Because the thought of spending the evening with dancing and drinking teenagers made Jesse’s stomach churn, my friend Dianna agreed to be my prom date. My contact teacher met us around 4:30 and we walked together to the venue, a 5-star hotel in the Great Forest.
They were still setting up, and Dianna and I felt like we had arrived at a wedding reception too early. Maybe a reception to which we hadn’t been invited. We spent much of the evening people watching and not really understanding what was going on. It was great fun.
Because of technical difficulties, the program started about half an hour late. We enjoyed two hours of performances from the graduating classes and teachers.
The headmaster started off the evening by singing his own lyrics (in Hungarian) to the Beatle’s song “Let it Be.” It was one of the stranger experiences I’ve had in this country.
The four graduating classes each presented a short program, but many of them lacked enthusiasm. The class I teach, 13a, prepared a video spoofing their teachers. This gave my male students an opportunity to cross dress and wear wigs, something teenage boys always seem to enjoy doing.
The teachers spent a lot of time and effort on their presentations. Some dressed in traditional costumes . . .
. . . and some dressed like Turks. (This is a historical reference because Hungary was occupied by the Turks for over a hundred years.)
Although it was all very entertaining, by 8:30 PM, we were getting pretty hungry. At last, the waiters brought out drinks and salads. There was a champagne toast, and the dinner finally began.
Imbibing alcohol in the presence of students is unheard of in the U.S., but here it is accepted. Most of the “school leavers” (seniors) are 18, the legal drinking age, so they all had champagne, too.
After the dinner, there was a beauty competition, and we got to vote on the prom herceg and hercegnő, or prince and princess.
There was a second round of competition involving trivia questions and a jury, but we weren’t sure what the rules were. Not even my coworkers understood the decision making process.
In the end, the prince and princess were both students I teach.
The prince received a Burger King crown . . .
. . . and the headmaster crowned him using a toy light saber. We’d glimpsed the light saber earlier in the evening and wondered how it would come into play.
Although I was glad that my student won, Dianna and I were both rooting for number twelve, an eccentric lad with hipster glasses and a plaid suit. He definitely stood out as unique, which takes guts in high school.

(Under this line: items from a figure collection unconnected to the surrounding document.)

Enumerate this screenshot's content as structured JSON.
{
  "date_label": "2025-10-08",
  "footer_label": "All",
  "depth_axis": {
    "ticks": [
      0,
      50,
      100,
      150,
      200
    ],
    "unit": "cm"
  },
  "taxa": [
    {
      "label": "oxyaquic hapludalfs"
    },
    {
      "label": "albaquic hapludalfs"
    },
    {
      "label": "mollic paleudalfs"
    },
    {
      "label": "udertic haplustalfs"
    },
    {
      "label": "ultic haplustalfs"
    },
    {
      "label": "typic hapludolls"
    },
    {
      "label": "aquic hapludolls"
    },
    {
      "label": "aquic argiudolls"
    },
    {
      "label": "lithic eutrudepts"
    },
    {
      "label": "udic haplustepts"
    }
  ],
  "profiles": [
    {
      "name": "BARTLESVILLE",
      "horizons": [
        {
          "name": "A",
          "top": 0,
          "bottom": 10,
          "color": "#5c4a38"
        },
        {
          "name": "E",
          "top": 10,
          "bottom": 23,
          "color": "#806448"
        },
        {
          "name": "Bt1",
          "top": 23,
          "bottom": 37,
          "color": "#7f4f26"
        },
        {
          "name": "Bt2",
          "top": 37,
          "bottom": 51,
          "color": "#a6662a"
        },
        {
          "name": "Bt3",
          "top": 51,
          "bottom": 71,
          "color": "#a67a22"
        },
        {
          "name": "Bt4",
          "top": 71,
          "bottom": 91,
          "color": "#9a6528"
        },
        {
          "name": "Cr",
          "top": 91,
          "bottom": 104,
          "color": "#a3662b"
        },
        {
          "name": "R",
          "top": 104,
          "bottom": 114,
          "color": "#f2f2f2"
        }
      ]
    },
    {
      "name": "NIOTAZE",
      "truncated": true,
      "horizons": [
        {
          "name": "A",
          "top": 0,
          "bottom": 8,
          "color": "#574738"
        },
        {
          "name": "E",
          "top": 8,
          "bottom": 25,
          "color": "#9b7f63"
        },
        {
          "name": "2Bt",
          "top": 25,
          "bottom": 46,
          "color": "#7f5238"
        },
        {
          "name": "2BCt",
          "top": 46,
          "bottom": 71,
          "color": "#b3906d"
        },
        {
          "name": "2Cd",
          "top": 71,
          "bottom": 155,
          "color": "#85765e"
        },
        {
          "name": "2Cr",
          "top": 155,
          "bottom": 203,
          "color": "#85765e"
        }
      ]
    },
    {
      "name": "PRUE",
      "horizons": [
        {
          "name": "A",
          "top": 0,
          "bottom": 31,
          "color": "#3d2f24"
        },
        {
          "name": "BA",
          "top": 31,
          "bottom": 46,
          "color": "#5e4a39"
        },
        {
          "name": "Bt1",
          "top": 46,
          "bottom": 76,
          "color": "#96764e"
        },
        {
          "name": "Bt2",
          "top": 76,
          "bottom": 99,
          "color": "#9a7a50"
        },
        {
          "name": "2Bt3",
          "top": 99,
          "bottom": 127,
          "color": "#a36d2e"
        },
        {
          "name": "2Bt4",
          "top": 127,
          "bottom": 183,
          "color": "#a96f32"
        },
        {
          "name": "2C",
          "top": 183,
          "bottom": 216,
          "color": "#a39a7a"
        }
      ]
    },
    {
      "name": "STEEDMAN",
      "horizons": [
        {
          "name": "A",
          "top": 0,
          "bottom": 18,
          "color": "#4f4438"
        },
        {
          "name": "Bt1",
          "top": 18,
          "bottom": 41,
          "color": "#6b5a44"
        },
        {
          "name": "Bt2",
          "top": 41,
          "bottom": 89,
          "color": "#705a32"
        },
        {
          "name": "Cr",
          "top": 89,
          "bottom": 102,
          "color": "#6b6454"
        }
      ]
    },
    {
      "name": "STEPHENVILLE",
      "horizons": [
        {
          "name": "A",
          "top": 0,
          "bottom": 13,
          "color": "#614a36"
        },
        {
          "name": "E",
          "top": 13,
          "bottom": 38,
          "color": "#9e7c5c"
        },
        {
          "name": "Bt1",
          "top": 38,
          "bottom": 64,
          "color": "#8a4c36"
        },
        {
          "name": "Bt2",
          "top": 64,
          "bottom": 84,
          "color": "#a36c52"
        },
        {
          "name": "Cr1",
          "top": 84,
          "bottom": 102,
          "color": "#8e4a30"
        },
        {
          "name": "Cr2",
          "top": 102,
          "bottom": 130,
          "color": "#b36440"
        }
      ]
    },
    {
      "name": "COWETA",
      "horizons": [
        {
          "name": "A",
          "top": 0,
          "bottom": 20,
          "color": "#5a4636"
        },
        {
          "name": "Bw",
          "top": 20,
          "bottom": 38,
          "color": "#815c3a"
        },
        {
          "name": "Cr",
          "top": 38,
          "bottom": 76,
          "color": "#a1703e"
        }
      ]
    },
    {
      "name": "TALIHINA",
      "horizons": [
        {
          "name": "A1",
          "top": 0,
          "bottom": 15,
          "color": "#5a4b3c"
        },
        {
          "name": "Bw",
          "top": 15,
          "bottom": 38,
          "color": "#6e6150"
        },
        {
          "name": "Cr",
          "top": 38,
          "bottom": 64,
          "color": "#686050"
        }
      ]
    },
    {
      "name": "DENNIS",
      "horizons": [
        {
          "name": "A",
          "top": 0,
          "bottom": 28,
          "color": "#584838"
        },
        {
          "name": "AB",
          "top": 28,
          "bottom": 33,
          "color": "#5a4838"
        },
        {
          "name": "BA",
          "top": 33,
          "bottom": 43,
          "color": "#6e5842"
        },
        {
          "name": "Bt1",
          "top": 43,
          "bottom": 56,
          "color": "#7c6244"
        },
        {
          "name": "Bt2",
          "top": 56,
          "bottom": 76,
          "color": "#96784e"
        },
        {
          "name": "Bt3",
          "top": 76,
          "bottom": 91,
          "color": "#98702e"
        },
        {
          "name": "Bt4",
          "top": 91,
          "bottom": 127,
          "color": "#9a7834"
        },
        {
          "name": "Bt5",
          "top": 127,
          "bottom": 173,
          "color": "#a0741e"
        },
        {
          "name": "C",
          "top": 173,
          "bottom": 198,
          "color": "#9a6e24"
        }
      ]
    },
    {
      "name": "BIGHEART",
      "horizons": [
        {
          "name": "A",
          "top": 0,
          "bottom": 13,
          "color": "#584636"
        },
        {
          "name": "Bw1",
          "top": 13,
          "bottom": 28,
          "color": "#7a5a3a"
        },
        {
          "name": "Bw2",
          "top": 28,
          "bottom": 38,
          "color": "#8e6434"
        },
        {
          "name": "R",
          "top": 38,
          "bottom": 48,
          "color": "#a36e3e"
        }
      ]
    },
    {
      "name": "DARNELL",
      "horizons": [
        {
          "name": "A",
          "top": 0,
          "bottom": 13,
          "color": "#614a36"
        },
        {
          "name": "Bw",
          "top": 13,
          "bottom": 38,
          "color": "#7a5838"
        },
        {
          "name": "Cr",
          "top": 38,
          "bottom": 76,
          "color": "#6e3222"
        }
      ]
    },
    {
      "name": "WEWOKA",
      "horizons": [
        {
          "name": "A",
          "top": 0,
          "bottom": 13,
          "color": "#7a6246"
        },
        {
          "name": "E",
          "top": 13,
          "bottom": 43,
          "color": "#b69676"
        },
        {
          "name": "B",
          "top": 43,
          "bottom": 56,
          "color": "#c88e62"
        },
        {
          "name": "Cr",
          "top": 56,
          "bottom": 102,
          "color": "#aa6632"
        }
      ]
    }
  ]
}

The princess (number eight, in the middle below) is a pretty, laid back girl. A far cry from a stereotypical bubbly cheerleader who would be voted prom queen in America.
While the jury deliberated, I couldn’t resist snapping a photo of Dianna’s amazing cat camera, which was perched on a wine glass taking video of the competition:
At 10:30 PM, the dancing finally began. The headmaster danced the first dance with the princess. The song was “Let It Be.” Apparently the headmaster is a big Beatles fan.
I had no desire to dance in front of my students. In fact, it’s best if I dance when no one else is around. So Dianna and I put on our boots and headed home.
Prom in Hungary seems to be less about finding a date or buying the perfect dress and more about celebrating the achievements of the seniors, together as a school.
Or maybe it’s just an excuse for the teachers to dress up in costumes and look silly.
Whatever the case, I’m glad I got to experience it!